Nov. 26, 2008: News Sports Insights
 












News

Corporate family rec rates to increase
Memberships to be available
for some retired city, school, library employees

By Kevin Kelley
Fairview Park
Published Nov. 26, 2008

The cost for families of individuals who work in Fairview Park to buy annual membership fees to the city’s recreation center will go up in 2009.

The corporate family rates for an individual who works but does not reside in Fairview Park will jump $175 under legislation passed unanimously by City Council Nov. 17.

The corporate family rate for four members will jump from $375 to $550. For five family members, the rate jumps from $425 to $600, and for six members, the rate jumps from $475 to $650.

Youth, individual and senior rates for nonresidents working in the city will stay at $100, $200 and $150, respectively.

Recreation Department Director Tim Pinchek said the new rates are fairer. Under the current rate structure, the family corporate rates are not comparable to other family rates, he said.

“It was not set up correctly at the beginning,” Pinchek said of the existing corporate family rate. “We just wanted to be consistent with all the rates.”

Memberships under the existing rates can be purchased through Dec. 31.

The agreement between the city and school district requires the city to submit a fee schedule for the next calendar year on or before Dec. 1.

Under a new “legacy program,” rec center memberships will soon be offered to retirees with 10 or more years of service to the city, Fairview Park City Schools and the Fairview Park Library.

Documentation of the 10 years of service must be provided to obtain a membership, according to the new ordinance.

The legacy/retiree rate is $395 annually, $495 for two family members.

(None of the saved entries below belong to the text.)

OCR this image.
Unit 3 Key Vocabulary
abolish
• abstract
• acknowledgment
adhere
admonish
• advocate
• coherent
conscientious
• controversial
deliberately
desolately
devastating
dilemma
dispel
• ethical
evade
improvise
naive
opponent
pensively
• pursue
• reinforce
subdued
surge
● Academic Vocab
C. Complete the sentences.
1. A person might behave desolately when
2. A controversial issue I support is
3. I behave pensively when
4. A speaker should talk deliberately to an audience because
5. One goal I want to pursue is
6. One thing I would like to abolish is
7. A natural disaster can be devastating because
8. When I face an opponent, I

City officials had considered offering memberships to former city employees with 10 or more years of service, Mayor Eileen Patton said. However, city officials wanted to hold off on such a program until the facility had been operations for at least a year, she said.

The plan to add a program for municipal retirees made news recently when Jim Held, a North Olmsted resident who worked for the Fairview Park Fire Department, sought a Gemini Center membership. Held was injured several years ago while battling a blaze in Rocky River and is now confined to a wheelchair. He sought to purchase a rec center membership so he could use the Gemini Center’s pool for physical therapy.

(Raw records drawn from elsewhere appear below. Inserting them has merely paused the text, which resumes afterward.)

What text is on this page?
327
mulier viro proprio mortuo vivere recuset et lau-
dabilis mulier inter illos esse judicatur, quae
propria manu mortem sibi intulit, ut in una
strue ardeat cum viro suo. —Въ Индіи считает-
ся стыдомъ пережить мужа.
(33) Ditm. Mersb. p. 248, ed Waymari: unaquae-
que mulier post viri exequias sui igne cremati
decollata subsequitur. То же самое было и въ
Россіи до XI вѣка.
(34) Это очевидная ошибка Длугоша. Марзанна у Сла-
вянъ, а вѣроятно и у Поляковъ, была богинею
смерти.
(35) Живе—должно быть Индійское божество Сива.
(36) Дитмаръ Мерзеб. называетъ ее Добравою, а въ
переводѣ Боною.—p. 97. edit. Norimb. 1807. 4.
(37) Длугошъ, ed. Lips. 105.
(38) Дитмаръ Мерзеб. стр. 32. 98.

When Held and several former coworkers came to a recent City Council meetings to ask that a membership be offered to the disabled firefighter, Patton told them that the legacy program for retirees was in the works.

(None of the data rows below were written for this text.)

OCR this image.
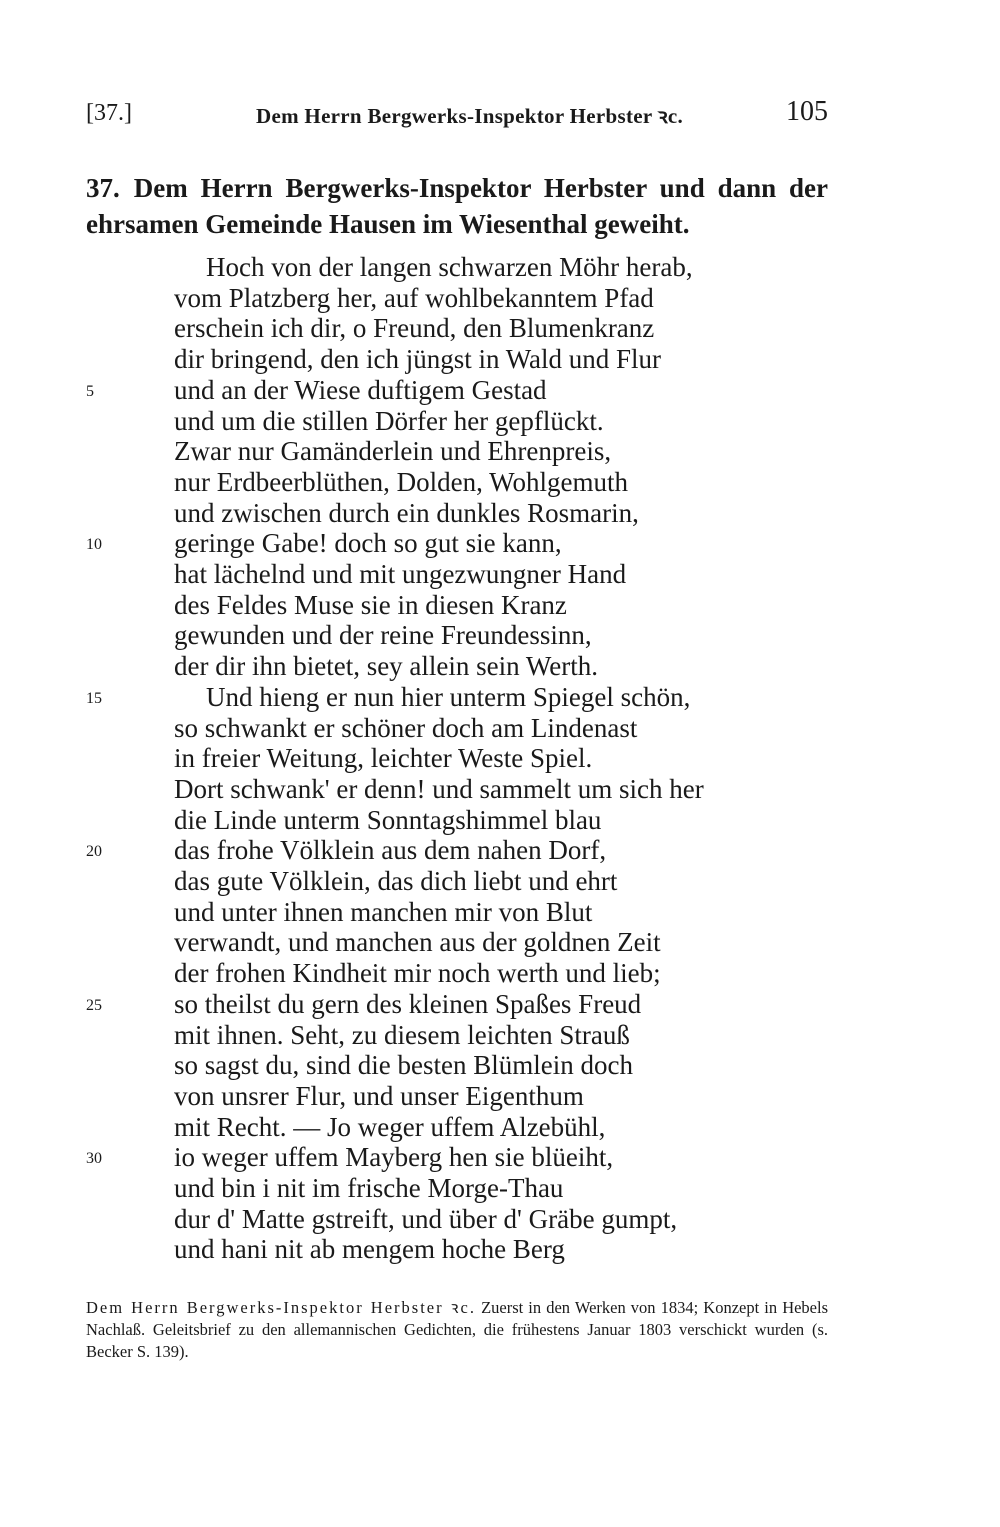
[37.]	Dem Herrn Bergwerks-Inspektor Herbster ꝛc.	105
37. Dem Herrn Bergwerks-Inspektor Herbster und dann der ehrsamen Gemeinde Hausen im Wiesenthal geweiht.
Hoch von der langen schwarzen Möhr herab,
vom Platzberg her, auf wohlbekanntem Pfad
erschein ich dir, o Freund, den Blumenkranz
dir bringend, den ich jüngst in Wald und Flur
5	und an der Wiese duftigem Gestad
und um die stillen Dörfer her gepflückt.
Zwar nur Gamänderlein und Ehrenpreis,
nur Erdbeerblüthen, Dolden, Wohlgemuth
und zwischen durch ein dunkles Rosmarin,
10	geringe Gabe! doch so gut sie kann,
hat lächelnd und mit ungezwungner Hand
des Feldes Muse sie in diesen Kranz
gewunden und der reine Freundessinn,
der dir ihn bietet, sey allein sein Werth.
15	Und hieng er nun hier unterm Spiegel schön,
so schwankt er schöner doch am Lindenast
in freier Weitung, leichter Weste Spiel.
Dort schwank' er denn! und sammelt um sich her
die Linde unterm Sonntagshimmel blau
20	das frohe Völklein aus dem nahen Dorf,
das gute Völklein, das dich liebt und ehrt
und unter ihnen manchen mir von Blut
verwandt, und manchen aus der goldnen Zeit
der frohen Kindheit mir noch werth und lieb;
25	so theilst du gern des kleinen Spaßes Freud
mit ihnen. Seht, zu diesem leichten Strauß
so sagst du, sind die besten Blümlein doch
von unsrer Flur, und unser Eigenthum
mit Recht. — Jo weger uffem Alzebühl,
30	io weger uffem Mayberg hen sie blüeiht,
und bin i nit im frische Morge-Thau
dur d' Matte gstreift, und über d' Gräbe gumpt,
und hani nit ab mengem hoche Berg
Dem Herrn Bergwerks-Inspektor Herbster ꝛc. Zuerst in den Werken von 1834; Konzept in Hebels Nachlaß. Geleitsbrief zu den allemannischen Gedichten, die frühestens Januar 1803 verschickt wurden (s. Becker S. 139).
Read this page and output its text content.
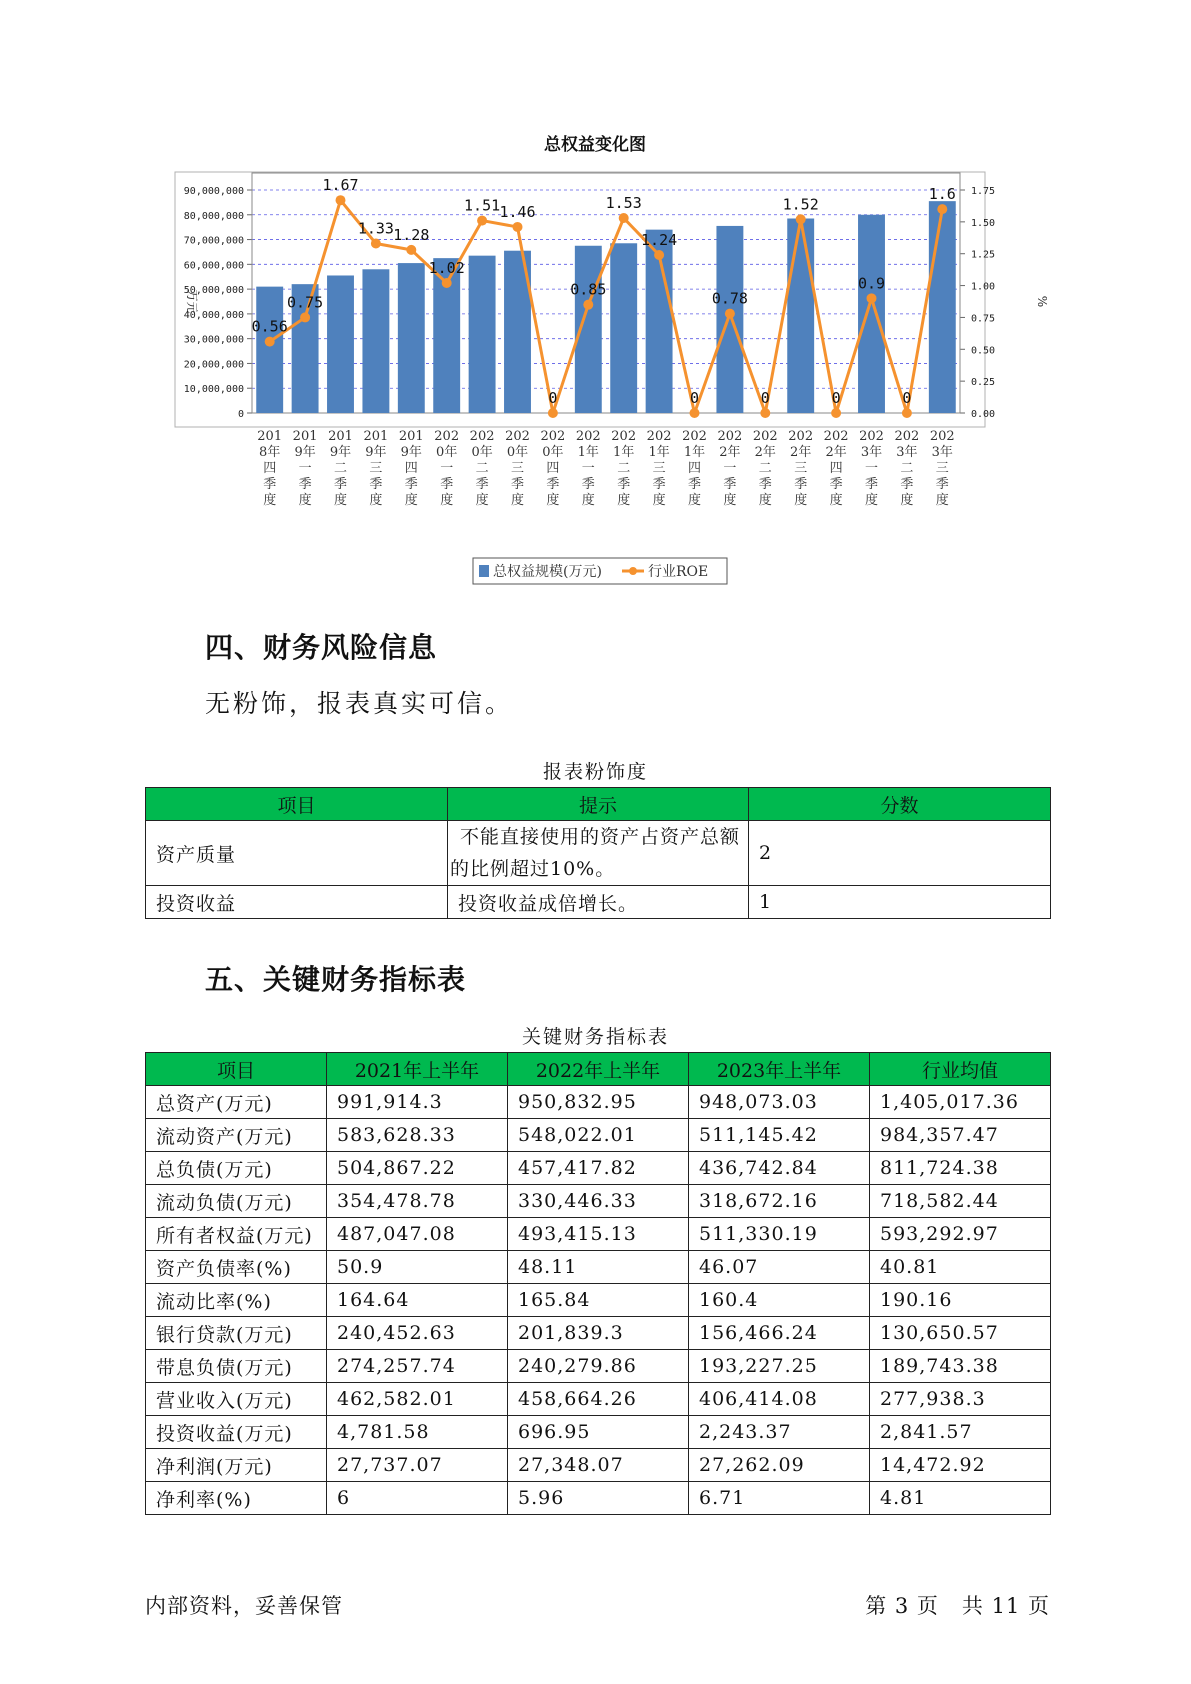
总权益变化图
0
10,000,000
20,000,000
30,000,000
40,000,000
50,000,000
60,000,000
70,000,000
80,000,000
90,000,000
0.00
0.25
0.50
0.75
1.00
1.25
1.50
1.75
万元	%
0.56
0.75
1.67
1.33 1.28
1.02
1.51 1.46
0
0.85
1.53
1.24
0
0.78
0
1.52
0
0.9
0
1.6
201
8年
四
季
度
201
9年
一
季
度
201
9年
二
季
度
201
9年
三
季
度
201
9年
四
季
度
202
0年
一
季
度
202
0年
二
季
度
202
0年
三
季
度
202
0年
四
季
度
202
1年
一
季
度
202
1年
二
季
度
202
1年
三
季
度
202
1年
四
季
度
202
2年
一
季
度
202
2年
二
季
度
202
2年
三
季
度
202
2年
四
季
度
202
3年
一
季
度
202
3年
二
季
度
202
3年
三
季
度
总权益规模(万元)	行业ROE
四、财务风险信息
无粉饰，报表真实可信。
报表粉饰度
项目	提示	分数
资产质量	不能直接使用的资产占资产总额的比例超过10%。	2
投资收益	投资收益成倍增长。	1
五、关键财务指标表
关键财务指标表
项目	2021年上半年	2022年上半年	2023年上半年	行业均值
总资产(万元)	991,914.3	950,832.95	948,073.03	1,405,017.36
流动资产(万元)	583,628.33	548,022.01	511,145.42	984,357.47
总负债(万元)	504,867.22	457,417.82	436,742.84	811,724.38
流动负债(万元)	354,478.78	330,446.33	318,672.16	718,582.44
所有者权益(万元)	487,047.08	493,415.13	511,330.19	593,292.97
资产负债率(%)	50.9	48.11	46.07	40.81
流动比率(%)	164.64	165.84	160.4	190.16
银行贷款(万元)	240,452.63	201,839.3	156,466.24	130,650.57
带息负债(万元)	274,257.74	240,279.86	193,227.25	189,743.38
营业收入(万元)	462,582.01	458,664.26	406,414.08	277,938.3
投资收益(万元)	4,781.58	696.95	2,243.37	2,841.57
净利润(万元)	27,737.07	27,348.07	27,262.09	14,472.92
净利率(%)	6	5.96	6.71	4.81
内部资料，妥善保管	第 3 页   共 11 页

Held and his former coworkers expressed frustration that an exception was not quickly being made for a firefighter injured in service to the city.

For its part, council seemed reticent to pass legislation making an exception for a single individual, fearing such action would open the door to numerous other special requests.

When contacted by West Life Monday, Held said he was undecided if he would join the Gemini Center under the new legacy program, for which he qualifies.

“Actually, I’ve got mixed emotions about it,” Held said.

Held noted that he first contacted city officials about his desire to use the new rec center pool on July 18.

“It’s taken this long for them to allow me to purchase a membership,” he said.

Held, who currently uses facilities at the Brooklyn rec center and Lifeworks of Southwest General in Middleburg Heights, said he wanted to use the Gemini Center pool because it is closer to his North Olmsted residence. Held told council that he tried the pool at the North Olmsted rec center but said he found it not to be handicapped-friendly. The lift chair at the pool there was not easy to use, he said.

Held said he’s not overly impressed by the new membership program for retirees.

“The mayor’s original insensitivity left a sour taste in my mouth,” Held told West Life.

Patton has said she empathizes with Held’s situation but that her hands were legally tied by the previous legislation restricting membership to city residents or those who work in the city.